Un régime juridique protecteur, mais pas absolu
En vertu de la loi pour la confiance dans l'économie numérique (LCEN) du 21 juin 2004 et du Digital Services Act (DSA) européen, les hébergeurs ne sont pas soumis à une obligation générale de surveillance des contenus stockés ou transmis. Leur responsabilité civile ne peut être engagée que s'ils ont eu connaissance du caractère illicite des contenus hébergés et n'ont pas agi promptement pour les retirer ou en bloquer l'accès.
Quand le contrat va au-delà de la loi
Dans l’affaire récente, un hébergeur avait conclu un contrat avec une banque pour permettre un service de paiement en ligne sécurisé. Le contrat prévoyait que l’hébergeur s’abstienne de toute activité illicite, notamment les contrefaçons d’œuvres protégées, et autorisait la banque à résilier le contrat si des contenus illicites étaient détectés.
Après avoir constaté la présence de contenus violant le droit de la propriété intellectuelle, la banque a résilié le contrat. L’hébergeur a contesté cette décision, arguant que les textes légaux ne l’obligeaient pas à une telle surveillance proactive. Toutefois, la Cour de cassation a tranché en faveur de la banque : un contrat peut effectivement prévoir des obligations plus strictes que celles fixées par la loi. Ainsi, l’hébergeur, en signant ce contrat, s’était engagé à contrôler les contenus et pouvait être sanctionné en cas de manquement.

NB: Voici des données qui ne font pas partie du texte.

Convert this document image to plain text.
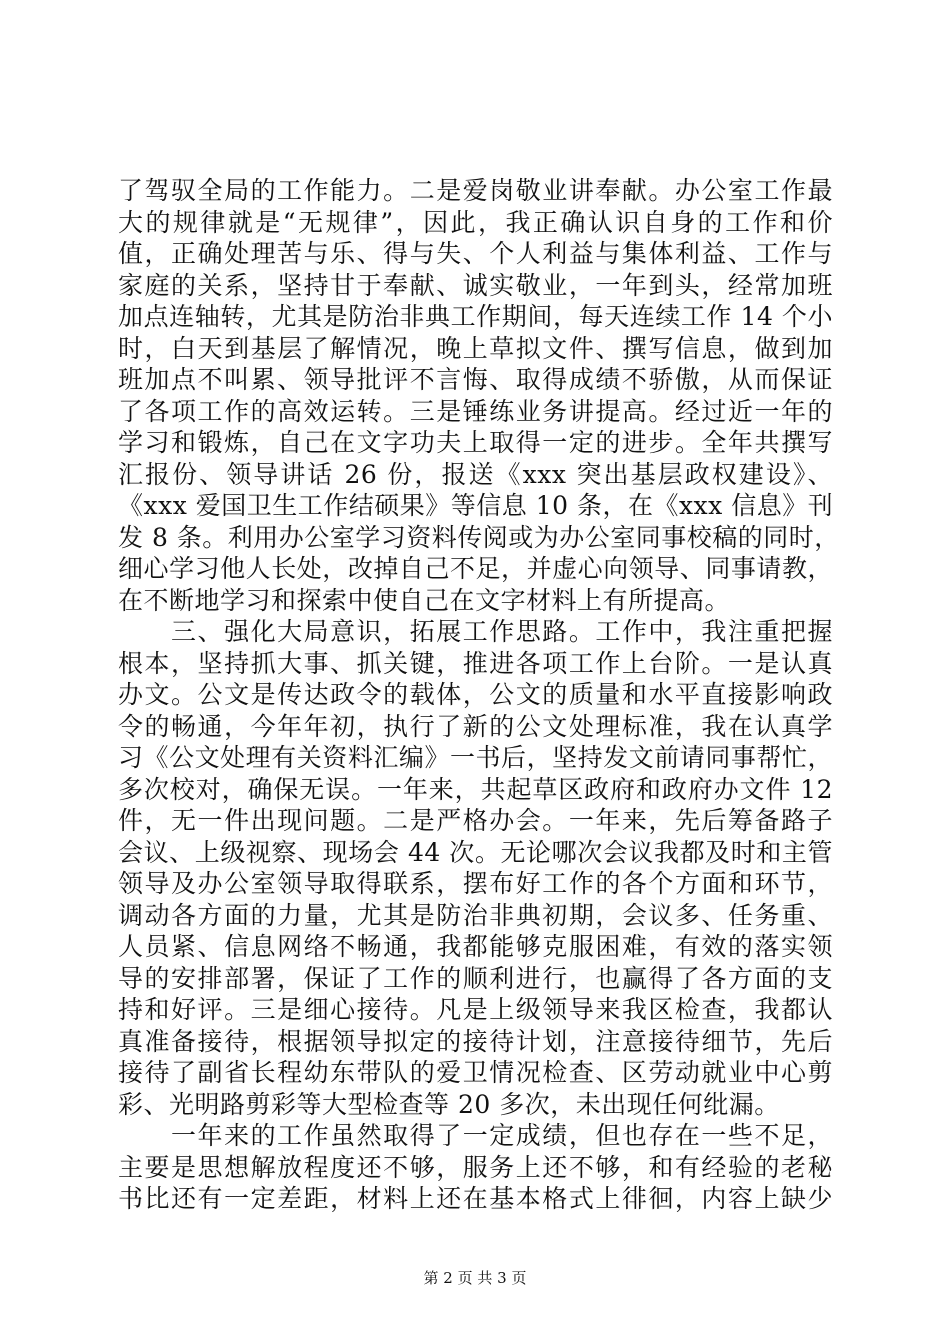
了驾驭全局的工作能力。二是爱岗敬业讲奉献。办公室工作最
大的规律就是“无规律”，因此，我正确认识自身的工作和价
值，正确处理苦与乐、得与失、个人利益与集体利益、工作与
家庭的关系，坚持甘于奉献、诚实敬业，一年到头，经常加班
加点连轴转，尤其是防治非典工作期间，每天连续工作 14 个小
时，白天到基层了解情况，晚上草拟文件、撰写信息，做到加
班加点不叫累、领导批评不言悔、取得成绩不骄傲，从而保证
了各项工作的高效运转。三是锤练业务讲提高。经过近一年的
学习和锻炼，自己在文字功夫上取得一定的进步。全年共撰写
汇报份、领导讲话 26 份，报送《xxx 突出基层政权建设》、
《xxx 爱国卫生工作结硕果》等信息 10 条，在《xxx 信息》刊
发 8 条。利用办公室学习资料传阅或为办公室同事校稿的同时，
细心学习他人长处，改掉自己不足，并虚心向领导、同事请教，
在不断地学习和探索中使自己在文字材料上有所提高。
　　三、强化大局意识，拓展工作思路。工作中，我注重把握
根本，坚持抓大事、抓关键，推进各项工作上台阶。一是认真
办文。公文是传达政令的载体，公文的质量和水平直接影响政
令的畅通，今年年初，执行了新的公文处理标准，我在认真学
习《公文处理有关资料汇编》一书后，坚持发文前请同事帮忙，
多次校对，确保无误。一年来，共起草区政府和政府办文件 12
件，无一件出现问题。二是严格办会。一年来，先后筹备路子
会议、上级视察、现场会 44 次。无论哪次会议我都及时和主管
领导及办公室领导取得联系，摆布好工作的各个方面和环节，
调动各方面的力量，尤其是防治非典初期，会议多、任务重、
人员紧、信息网络不畅通，我都能够克服困难，有效的落实领
导的安排部署，保证了工作的顺利进行，也赢得了各方面的支
持和好评。三是细心接待。凡是上级领导来我区检查，我都认
真准备接待，根据领导拟定的接待计划，注意接待细节，先后
接待了副省长程幼东带队的爱卫情况检查、区劳动就业中心剪
彩、光明路剪彩等大型检查等 20 多次，未出现任何纰漏。
　　一年来的工作虽然取得了一定成绩，但也存在一些不足，
主要是思想解放程度还不够，服务上还不够，和有经验的老秘
书比还有一定差距，材料上还在基本格式上徘徊，内容上缺少
第 2 页 共 3 页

Les limites posées par la jurisprudence
Il est essentiel de souligner que cette décision n'impose pas une obligation générale de surveillance à tous les hébergeurs, mais confirme la validité de clauses contractuelles renforçant leurs responsabilités. Toutefois, la Cour de cassation a déjà statué qu’un juge ne pouvait imposer à un hébergeur des mesures de blocage permanentes ou indéfinies, considérées comme une obligation générale de surveillance contraire à la loi.
Un équilibre fragile
Cette décision ouvre la porte à une contractualisation accrue des obligations des hébergeurs, les exposant à des risques accrus s’ils acceptent des clauses de surveillance renforcée. Les hébergeurs devront donc être vigilants lors de la négociation de contrats avec des partenaires puissants, comme des banques, pour éviter d’endosser des responsabilités qu’ils ne pourraient assumer pleinement.
En définitive, cette jurisprudence illustre la complexité croissante du régime de responsabilité des hébergeurs, oscillant entre protection légale et exigences contractuelles, et souligne la nécessité pour ces derniers de bien évaluer les clauses auxquelles ils s’engagent.